ETA: Huh. This is in the wiki.
The Selective Service System is authorized by the Article I, Section 8 of the United States Constitution which says Congress "shall have Power To ... provide for calling forth the Militia to execute the Laws of the Union;" The Selective Service Act is the law which established the Selective Service System under these provisions.

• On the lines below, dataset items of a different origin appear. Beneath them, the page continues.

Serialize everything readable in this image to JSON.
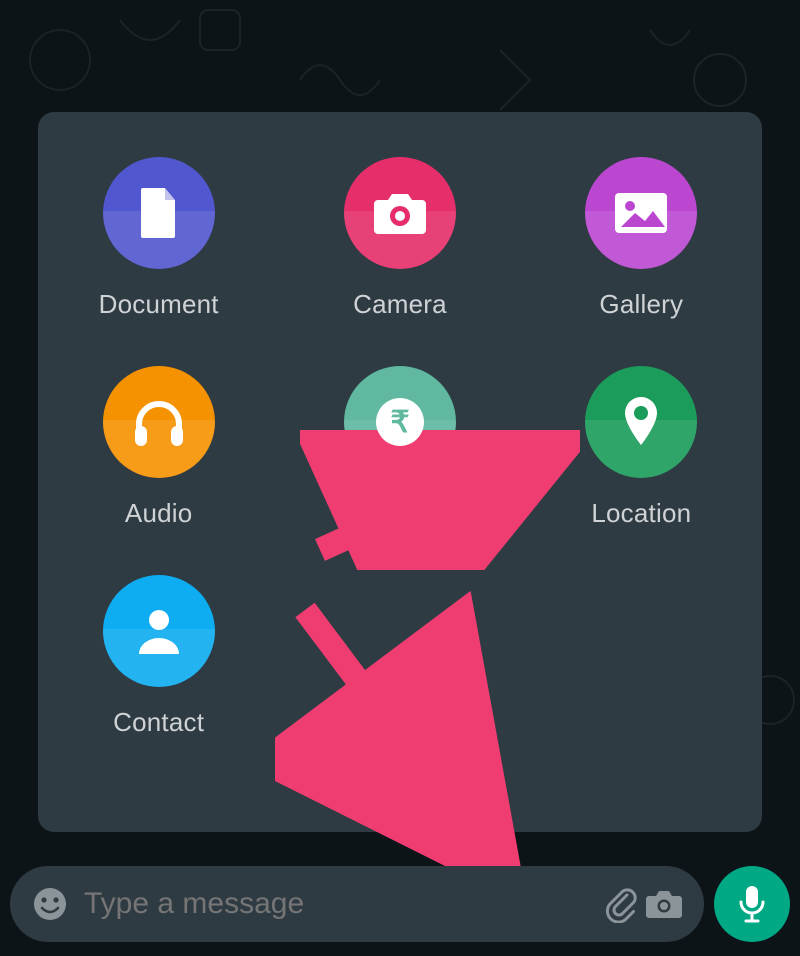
{
  "attachments": {
    "document": "Document",
    "camera": "Camera",
    "gallery": "Gallery",
    "audio": "Audio",
    "payment": "Payment",
    "location": "Location",
    "contact": "Contact"
  },
  "input": {
    "placeholder": "Type a message"
  },
  "colors": {
    "panel_bg": "#2f3b42",
    "mic_bg": "#00a884",
    "arrow": "#ef3d72",
    "document": "#5157cf",
    "camera": "#e62e6b",
    "gallery": "#bb47d1",
    "audio": "#f59202",
    "payment": "#5fb89f",
    "location": "#1c9c5b",
    "contact": "#0eacf0"
  }
}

The act has been challenged in light of the Thirteenth Amendment to the United States Constitution which prohibits "involuntary servitude". These challenges, however, have not been supported by the courts; as the Supreme Court stated in Butler v. Perry (1916):
The amendment was adopted with reference to conditions existing since the foundation of our government, and the term 'involuntary servitude' was intended to cover those forms of compulsory labor akin to African slavery which, in practical operation, would tend to produce like undesirable results. It introduced no novel doctrine with respect of services always treated as exceptional, and certainly was not intended to interdict enforcement of those duties which individuals owe to the state, such as services in the army, militia, on the jury, etc.
During the First World War, the Supreme Court ruled in Arver v. United States (1918), also known as the Selective Draft Law Cases, that the draft did not violate the Constitution.
Later, during the Vietnam War, a federal appellate court also concluded that the draft was constitutional in Holmes v. United States (1968).
Since the reinstatement of draft registration in 1980, the Supreme Court has heard and decided four cases related to the Military Selective Service Act: Rostker v. Goldberg, 453 U.S. 57 (1981), upholding the constitutionality of requiring men but not women to register for the draft; Selective Service v. Minnesota Public Interest Research Group (MPIRG), 468 U.S. 841 (1984), upholding the constitutionality of the "Solomon Amendment", which requires applicants for Federal student aid to certify that they have complied with draft registration, either by having registered or by not being required to register; Wayte v. United States, 470 U.S. 598 (1985), upholding the policies and procedures which the Supreme Court thought the government had used to select the "most vocal" non-registrants for prosecution, after the government refused to comply with discovery orders by the trial court to produce documents and witnesses related to the selection of non-registrants for prosecution; and Elgin v. Department of Treasury, 567 U.S. 1 (2012), regarding procedures for judicial review of denial of federal employment for non-registrants.
The case National Coalition for Men v. Selective Service System resulted in the male-only draft registration being declared unconstitutional by a district court. That decision was reversed by the 5th Circuit Court of Appeals. A petition for review was then filed with the U.S. Supreme Court.